In November of 2000, Measure 7 was passed in Oregon. This movement would define takings by the state. Oregonians in Action was the organization that promoted this movement. Measure 7 would compensate land that is owned by land owners. If the property value decreased by the actions of the government, compensation would be considered (Levy 77). This situation deals with justice for wrong actions.

This kind of movement does allow justice to happen. Each land owner has his or her own property value and wants to keep it either stable or increasing. If for some reason, it does decrease by the owner’s actions, it is his or her responsibility to take care of the problem. However, when an outside party such as the state or local government interferes with the property and ends up decreasing the value, then some sort of resolution has to happen.
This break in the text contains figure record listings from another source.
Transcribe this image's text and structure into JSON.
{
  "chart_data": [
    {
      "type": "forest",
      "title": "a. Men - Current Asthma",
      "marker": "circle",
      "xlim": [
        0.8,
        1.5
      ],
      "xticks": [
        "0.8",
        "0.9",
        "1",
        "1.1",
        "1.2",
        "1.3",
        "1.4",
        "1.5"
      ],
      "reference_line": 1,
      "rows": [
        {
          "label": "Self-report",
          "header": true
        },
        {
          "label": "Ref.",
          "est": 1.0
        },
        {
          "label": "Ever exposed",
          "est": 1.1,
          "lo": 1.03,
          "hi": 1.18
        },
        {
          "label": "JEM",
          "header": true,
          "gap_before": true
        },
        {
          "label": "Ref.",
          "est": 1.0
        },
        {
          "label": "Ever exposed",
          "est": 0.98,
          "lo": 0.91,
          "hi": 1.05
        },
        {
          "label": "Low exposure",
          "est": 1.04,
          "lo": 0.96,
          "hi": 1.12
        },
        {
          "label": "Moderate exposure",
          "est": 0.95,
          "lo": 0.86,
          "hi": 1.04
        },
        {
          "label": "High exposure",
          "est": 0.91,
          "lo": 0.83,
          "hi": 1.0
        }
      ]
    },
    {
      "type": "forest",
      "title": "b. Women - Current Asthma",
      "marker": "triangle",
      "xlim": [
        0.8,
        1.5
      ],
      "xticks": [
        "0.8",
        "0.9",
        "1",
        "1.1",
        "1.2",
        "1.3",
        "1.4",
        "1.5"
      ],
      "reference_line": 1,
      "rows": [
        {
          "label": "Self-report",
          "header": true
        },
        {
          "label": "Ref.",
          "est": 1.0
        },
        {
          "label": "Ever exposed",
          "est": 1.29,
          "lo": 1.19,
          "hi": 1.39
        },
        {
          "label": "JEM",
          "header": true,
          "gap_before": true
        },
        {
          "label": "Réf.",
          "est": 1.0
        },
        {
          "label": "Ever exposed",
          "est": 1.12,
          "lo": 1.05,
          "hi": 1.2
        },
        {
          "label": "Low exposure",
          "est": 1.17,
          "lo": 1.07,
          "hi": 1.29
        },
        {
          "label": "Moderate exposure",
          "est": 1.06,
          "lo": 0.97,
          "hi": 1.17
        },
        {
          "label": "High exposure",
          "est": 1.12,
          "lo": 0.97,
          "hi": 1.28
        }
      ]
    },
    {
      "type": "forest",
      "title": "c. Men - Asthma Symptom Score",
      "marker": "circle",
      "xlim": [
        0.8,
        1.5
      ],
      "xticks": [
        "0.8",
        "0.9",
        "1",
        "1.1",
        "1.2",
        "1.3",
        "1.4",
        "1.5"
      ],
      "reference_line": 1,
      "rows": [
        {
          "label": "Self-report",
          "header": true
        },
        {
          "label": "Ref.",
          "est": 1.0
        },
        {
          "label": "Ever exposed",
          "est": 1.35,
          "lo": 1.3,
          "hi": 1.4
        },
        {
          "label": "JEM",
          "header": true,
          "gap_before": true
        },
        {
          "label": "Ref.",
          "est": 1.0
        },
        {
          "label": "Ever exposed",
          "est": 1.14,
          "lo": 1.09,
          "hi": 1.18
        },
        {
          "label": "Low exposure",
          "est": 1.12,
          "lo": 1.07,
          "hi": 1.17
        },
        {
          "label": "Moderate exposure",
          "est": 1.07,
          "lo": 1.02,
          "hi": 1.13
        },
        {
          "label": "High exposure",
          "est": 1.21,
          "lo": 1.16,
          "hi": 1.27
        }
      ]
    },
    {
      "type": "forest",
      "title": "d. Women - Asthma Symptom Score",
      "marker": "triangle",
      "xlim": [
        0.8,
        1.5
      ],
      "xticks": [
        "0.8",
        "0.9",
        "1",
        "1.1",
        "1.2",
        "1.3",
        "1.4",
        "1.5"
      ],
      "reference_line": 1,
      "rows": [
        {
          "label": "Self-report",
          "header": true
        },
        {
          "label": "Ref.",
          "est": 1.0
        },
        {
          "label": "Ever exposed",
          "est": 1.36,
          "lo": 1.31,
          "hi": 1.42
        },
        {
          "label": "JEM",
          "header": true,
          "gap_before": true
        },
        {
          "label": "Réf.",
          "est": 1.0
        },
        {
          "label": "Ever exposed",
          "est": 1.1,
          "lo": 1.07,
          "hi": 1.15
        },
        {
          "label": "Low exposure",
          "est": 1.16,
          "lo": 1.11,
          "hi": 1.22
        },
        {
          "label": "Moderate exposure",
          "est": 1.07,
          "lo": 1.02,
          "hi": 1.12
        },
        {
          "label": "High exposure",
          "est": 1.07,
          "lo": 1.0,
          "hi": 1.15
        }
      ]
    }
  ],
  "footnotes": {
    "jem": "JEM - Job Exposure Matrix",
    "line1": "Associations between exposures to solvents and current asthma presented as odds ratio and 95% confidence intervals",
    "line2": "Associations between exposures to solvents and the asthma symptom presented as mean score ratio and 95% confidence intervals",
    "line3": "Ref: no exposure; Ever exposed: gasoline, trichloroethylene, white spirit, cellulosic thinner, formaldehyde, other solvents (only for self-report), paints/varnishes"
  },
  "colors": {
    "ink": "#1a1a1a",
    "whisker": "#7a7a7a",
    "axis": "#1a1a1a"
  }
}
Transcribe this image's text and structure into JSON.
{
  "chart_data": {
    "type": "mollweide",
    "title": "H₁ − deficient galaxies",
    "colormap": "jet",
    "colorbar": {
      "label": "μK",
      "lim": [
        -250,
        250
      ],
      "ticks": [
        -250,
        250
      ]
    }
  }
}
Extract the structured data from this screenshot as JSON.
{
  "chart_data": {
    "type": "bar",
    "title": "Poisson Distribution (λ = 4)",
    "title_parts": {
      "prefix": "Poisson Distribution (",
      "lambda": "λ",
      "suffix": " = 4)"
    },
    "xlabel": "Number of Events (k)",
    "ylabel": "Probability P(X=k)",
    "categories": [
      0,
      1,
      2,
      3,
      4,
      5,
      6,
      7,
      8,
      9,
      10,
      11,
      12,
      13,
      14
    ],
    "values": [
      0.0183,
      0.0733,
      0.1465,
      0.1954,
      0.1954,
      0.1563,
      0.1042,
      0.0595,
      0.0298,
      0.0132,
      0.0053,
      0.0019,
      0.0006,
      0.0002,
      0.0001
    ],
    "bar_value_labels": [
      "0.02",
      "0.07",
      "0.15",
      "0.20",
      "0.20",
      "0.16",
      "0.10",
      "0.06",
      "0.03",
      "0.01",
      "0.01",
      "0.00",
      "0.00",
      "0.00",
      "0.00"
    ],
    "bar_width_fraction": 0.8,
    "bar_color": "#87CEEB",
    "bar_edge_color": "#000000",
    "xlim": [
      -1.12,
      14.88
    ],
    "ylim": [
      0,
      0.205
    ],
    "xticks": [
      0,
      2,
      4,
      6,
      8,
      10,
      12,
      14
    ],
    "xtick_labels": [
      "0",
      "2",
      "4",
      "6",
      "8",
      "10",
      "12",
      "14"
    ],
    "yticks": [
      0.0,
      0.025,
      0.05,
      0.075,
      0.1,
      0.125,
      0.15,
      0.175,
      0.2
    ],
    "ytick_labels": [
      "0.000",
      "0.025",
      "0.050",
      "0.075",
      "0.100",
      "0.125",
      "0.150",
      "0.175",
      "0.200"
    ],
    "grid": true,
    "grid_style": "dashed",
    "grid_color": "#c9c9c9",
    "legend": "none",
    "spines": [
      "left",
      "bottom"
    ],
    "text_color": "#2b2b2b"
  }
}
First of all, there has to be a reason why the government is involved with the land. When a reason exists, it should benefit the community. The terms “citizen participation” and “big picture” can also be incorporated into the reason (Levy 96). Sometimes, people will be focus on small details of a problem instead of the major thing. If people tend to agree on this and bring it up to local government, the government will consider some sort of action to implement because the community will join together to give their input on a problem to practice citizen participation.

Even though compensation by the government would justify for the fairness of the individual affected, it can have consequences as well. As mentioned, “you have stripped the government of a fundamental power to regulate,” (Levy 77). If everyone would use this power to be compensated, then the government would have always have to pay back every cent for full compensation. It could decrease the power of government because they may start thinking that almost all their actions are affecting values negatively.

As a way to find a solution to this problem, there has to exist a balance. Many governments want to do things for the community which will benefit them the most, but there are people who still get affected. In the end, what is considered the best for the people can end up not being fair for every single person which leads to compensation.

How does justice exist if we make a decision that should benefit everybody as a whole and does not single out individuals?

Levy, J. The Legal Basis of Planning. In Contemporary Urban Planning (10th ed., p. 77,96).